WASHINGTON, February 13 (By Sasha Horne for RIA Novosti) Despite the recent buzz surrounding the launch of its newest smartphone - its first in nearly two years - BlackBerry, the company formerly known as Research in Motion (RIM), is struggling to gain tracti­­­­on in the Apple dominated smartphone market in the United States.

“People believed BlackBerry 10 could be a big innovation,” Trip Chowdhry, managing director of equity research at the California-based Global Equities Research firm, told RIA Novosti in reference to the January 30 release of its latest 10-series device.

And it was those hopes of innovation; Chowdhry said that pushed BlackBerry’s stock up in the days leading up to the launch of the BlackBerry Z10 touch-screen smartphone.

But just days after the release came a slew of mixed reviews, and BlackBerry shares took a downward turn.

“When investors saw the product, it just wasn’t groundbreaking,” said Chowdhry, resulting in its shareholders pulling out their money.

On the heels of the Z10’s disappointing launch, on Monday BlackBerry was dealt yet another blow.

US home improvement retail giant Home Depot announced plans to ditch BlackBerry and instead provide its approximately 10,000 executives and managers with Apple’s iPhone.

To add insult to injury, also on Monday, BlackBerry’s newly named creative director, American singer and pop icon Alicia Keys caused a social media firestorm when a tweet from her account was posted using an iPhone rather than the BlackBerry she is being paid to endorse.

This isn't the first time celebrity endorsements have been posted using devices linked to the competition.
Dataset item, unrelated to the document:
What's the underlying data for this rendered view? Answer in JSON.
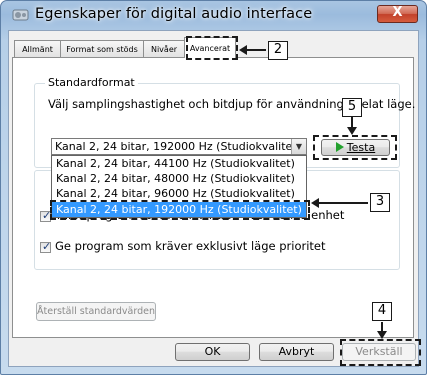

In November, RIA Novosti reported that American talk show host Oprah Winfrey tweeted her love for Microsoft's Surface RT from an Apple iPad. 
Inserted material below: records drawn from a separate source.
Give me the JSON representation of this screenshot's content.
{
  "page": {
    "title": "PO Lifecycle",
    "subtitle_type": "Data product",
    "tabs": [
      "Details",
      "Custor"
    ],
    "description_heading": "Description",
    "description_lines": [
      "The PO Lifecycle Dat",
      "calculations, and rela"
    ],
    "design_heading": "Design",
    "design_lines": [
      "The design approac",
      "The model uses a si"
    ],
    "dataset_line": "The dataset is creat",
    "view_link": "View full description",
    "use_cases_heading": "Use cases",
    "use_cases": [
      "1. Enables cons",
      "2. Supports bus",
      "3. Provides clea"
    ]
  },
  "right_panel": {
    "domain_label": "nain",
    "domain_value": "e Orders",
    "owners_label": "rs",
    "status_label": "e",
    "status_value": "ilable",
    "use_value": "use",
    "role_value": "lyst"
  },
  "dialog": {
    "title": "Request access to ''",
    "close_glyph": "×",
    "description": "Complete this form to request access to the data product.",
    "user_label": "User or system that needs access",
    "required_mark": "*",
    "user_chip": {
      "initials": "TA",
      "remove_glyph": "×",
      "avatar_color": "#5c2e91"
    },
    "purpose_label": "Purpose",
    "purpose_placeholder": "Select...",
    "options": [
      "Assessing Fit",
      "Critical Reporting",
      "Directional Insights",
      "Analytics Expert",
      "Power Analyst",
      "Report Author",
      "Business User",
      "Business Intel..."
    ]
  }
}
In a product review of the BlackBerry Z10, editors with the tech website CNET said, “RIM dug deep to give the slick-looking BlackBerry Z10 enough features to satisfy both consumers and professionals.”

But on the downside, CNET said the Z10 is “unintuitive” and has a “long list of OS inefficiencies and omissions.” 

“The bare-bones maps app and a deficit of camera features are two examples,” CNET said.

BlackBerry’s chief executive Thorsten Heins in September of 2012 told reporters the company has a, “clear shot at being the number 3 mobile ecosystem in the world.”

In an October 2012 article, The New York Times reported that in the United States, BlackBerry was “clinging to less than 5 percent of the smartphone market – down from a dominating 50 percent just three years ago.”

Tech market expert Chowdhry said the BlackBerry 10 is an “ok product,” but it showed up too late to the market to become a real player.

“This phone should have come out four years back,” Chowdhry told RIA Novosti Tuesday. “It just doesn’t have the groundbreaking features that are required to play in the new mobile space that is dominated by both Apple and Google,” he added.

And while BlackBerry’s chief executive touted the new device as “launching an entirely new mobile experience,” Chowdhry believes it will take the type of innovation that made BlackBerry a household name in the early 2000s for the company to truly work its way back into relevance.

“They need to find a way to become 10 steps ahead of Apple,” Chowdhry said, by creating something truly innovative that we have never seen before.”